Hezbollah was created at the initiative of Iran's Revolutionary Guards and gained its moniker as "the Resistance" by fighting Israeli troops who occupied southern Lebanon until 2000.

The movement was founded during the Lebanese civil war after Israel besieged the capital Beirut in 1982.

In July in a speech in Beirut's southern suburbs, Safieddine alluded to how Hezbollah views its leadership succession.

"In our resistance... when any leader is martyred, another takes up the flag and goes on with new, certain, strong determination," he said.

Israel says struck Hezbollah targets 'adjacent' to Lebanon-Syria border crossing
Jerusalem (AFP) Oct 4, 2024 - The Israeli army said Friday its fighter jets struck Hezbollah targets near a key Lebanese-Syrian border crossing overnight, the latest in a series of heavy strikes against the Iran-backed group.

"Infrastructure sites adjacent to the Masnaa border crossing between Syria and Lebanon were struck last night," the military said in a statement.

It said the air raids were aimed at preventing the flow of weapons into Lebanon from neighbouring Syria and included targeting an alleged underground tunnel used to move arms across the border.

Fighter jets "struck an underground tunnel crossing from the Lebanese border into Syria. The 3.5 kilometre (two mile) long tunnel enables the transfer and storage of large quantities of weapons underground," the military said.

"The tunnel's operations were led by the 4400 Unit, the unit responsible for the transportation of weapons from Iran and its proxies to Hezbollah in Lebanon."
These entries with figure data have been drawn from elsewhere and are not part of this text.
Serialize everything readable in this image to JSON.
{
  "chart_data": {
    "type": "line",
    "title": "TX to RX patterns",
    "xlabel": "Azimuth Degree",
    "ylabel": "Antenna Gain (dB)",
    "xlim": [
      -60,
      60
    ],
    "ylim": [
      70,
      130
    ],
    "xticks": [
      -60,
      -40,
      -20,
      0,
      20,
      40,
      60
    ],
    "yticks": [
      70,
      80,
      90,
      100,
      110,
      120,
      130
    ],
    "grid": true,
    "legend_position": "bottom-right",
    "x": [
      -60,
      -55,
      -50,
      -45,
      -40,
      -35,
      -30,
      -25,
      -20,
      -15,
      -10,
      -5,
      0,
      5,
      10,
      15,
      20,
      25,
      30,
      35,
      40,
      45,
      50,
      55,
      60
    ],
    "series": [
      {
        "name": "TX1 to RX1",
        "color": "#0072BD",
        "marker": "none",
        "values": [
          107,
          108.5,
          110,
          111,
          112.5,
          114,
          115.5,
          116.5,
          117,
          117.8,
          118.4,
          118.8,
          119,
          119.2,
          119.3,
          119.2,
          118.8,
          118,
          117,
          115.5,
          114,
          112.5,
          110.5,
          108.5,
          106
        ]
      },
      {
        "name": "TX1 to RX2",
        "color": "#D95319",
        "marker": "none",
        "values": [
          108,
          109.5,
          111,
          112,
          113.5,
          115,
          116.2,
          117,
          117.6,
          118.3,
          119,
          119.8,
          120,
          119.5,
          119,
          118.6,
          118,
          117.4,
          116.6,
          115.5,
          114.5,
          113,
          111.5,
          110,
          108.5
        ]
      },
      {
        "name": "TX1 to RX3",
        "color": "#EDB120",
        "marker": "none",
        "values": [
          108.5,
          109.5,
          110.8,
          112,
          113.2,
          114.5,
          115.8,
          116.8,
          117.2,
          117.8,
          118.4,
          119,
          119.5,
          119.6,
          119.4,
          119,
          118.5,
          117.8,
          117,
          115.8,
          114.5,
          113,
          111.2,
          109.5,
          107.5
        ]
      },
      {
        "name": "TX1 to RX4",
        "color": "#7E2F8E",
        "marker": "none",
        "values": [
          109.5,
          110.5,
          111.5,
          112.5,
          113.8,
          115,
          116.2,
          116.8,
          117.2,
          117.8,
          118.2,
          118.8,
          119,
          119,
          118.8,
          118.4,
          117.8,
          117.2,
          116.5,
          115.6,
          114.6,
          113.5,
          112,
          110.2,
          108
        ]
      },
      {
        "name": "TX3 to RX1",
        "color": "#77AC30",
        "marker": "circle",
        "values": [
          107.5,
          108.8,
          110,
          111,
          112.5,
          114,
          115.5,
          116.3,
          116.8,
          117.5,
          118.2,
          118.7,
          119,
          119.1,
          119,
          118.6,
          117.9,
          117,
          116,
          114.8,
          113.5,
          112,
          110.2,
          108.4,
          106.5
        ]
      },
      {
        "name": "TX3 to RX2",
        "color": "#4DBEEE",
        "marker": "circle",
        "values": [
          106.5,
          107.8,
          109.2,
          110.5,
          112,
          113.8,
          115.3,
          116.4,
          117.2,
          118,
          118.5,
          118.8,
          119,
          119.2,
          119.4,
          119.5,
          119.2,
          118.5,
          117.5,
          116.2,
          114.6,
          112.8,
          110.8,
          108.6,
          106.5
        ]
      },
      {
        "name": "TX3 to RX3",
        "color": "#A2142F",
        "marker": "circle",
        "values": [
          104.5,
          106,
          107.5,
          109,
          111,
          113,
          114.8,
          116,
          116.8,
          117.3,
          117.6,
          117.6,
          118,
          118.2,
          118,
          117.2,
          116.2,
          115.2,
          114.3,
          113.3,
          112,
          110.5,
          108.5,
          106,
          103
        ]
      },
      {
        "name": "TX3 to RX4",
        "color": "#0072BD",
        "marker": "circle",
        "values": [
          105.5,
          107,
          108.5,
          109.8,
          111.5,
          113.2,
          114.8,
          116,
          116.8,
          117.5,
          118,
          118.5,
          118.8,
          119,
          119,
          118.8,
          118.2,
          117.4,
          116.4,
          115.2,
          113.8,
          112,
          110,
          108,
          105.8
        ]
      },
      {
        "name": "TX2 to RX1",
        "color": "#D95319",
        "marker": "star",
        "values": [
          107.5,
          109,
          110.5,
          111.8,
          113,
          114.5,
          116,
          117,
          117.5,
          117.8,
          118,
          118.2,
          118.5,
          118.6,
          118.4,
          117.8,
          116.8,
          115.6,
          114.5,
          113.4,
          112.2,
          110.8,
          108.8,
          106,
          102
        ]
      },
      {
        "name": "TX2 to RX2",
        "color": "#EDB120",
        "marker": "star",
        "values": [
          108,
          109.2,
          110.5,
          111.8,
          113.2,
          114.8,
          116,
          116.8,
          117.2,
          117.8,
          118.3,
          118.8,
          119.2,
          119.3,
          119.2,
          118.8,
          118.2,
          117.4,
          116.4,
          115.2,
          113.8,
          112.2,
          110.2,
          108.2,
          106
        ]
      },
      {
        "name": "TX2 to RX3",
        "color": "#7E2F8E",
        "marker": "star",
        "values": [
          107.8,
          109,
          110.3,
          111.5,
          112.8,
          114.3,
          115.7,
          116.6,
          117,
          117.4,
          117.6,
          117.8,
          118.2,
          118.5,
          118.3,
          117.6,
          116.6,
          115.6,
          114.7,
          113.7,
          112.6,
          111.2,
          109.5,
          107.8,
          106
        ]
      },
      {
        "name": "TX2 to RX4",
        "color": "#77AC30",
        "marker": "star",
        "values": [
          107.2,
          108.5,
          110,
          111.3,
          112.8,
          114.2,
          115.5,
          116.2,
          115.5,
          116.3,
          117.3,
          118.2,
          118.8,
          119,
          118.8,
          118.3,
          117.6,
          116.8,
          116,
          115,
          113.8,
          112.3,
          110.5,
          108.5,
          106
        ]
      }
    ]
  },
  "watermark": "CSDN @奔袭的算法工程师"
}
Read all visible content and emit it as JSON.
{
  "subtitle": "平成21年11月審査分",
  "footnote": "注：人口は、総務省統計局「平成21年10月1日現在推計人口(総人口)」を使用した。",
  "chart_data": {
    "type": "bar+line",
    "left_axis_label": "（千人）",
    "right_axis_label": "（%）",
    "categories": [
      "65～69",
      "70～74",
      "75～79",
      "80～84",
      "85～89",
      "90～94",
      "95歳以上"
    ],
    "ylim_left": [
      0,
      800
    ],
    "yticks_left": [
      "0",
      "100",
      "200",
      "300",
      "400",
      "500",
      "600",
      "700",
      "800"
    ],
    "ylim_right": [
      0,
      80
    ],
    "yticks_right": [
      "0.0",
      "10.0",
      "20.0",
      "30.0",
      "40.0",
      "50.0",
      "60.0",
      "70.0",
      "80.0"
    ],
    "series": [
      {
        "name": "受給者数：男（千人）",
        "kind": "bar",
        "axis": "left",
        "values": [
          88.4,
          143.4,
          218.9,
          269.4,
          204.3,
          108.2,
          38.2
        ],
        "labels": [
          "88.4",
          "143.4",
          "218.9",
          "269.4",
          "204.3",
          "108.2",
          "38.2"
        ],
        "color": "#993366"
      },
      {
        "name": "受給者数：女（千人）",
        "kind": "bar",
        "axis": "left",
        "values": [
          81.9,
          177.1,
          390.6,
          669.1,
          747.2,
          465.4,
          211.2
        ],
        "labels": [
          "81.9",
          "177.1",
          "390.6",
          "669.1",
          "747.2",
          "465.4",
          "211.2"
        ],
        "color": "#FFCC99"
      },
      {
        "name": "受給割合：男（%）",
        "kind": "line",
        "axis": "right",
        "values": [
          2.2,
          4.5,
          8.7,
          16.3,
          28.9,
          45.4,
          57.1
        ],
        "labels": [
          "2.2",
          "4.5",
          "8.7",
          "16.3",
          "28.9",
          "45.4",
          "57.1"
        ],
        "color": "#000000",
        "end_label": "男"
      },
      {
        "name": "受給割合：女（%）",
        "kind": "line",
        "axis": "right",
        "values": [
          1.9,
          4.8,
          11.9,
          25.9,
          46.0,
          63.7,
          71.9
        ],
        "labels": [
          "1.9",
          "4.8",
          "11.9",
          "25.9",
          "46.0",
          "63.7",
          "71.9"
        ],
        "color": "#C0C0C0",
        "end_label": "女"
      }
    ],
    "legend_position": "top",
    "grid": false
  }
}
Earlier, Lebanon said the Israeli strikes cut off the main international road to Syria.

The strikes come after 310,000 people, mostly Syrian refugees, crossed into Syria in recent days fleeing the war in Lebanon between Israel and Hezbollah.

Nearly a year after Palestinian militant group Hamas launched the deadliest attack on Israel in its history on October 7, Israel announced it was shifting its focus to securing its border with Lebanon.

Hezbollah started launching low-intensity strikes on Israel last October, in support of Hamas in Gaza, forcing some 60,000 Israelis to flee their homes in the north of the country.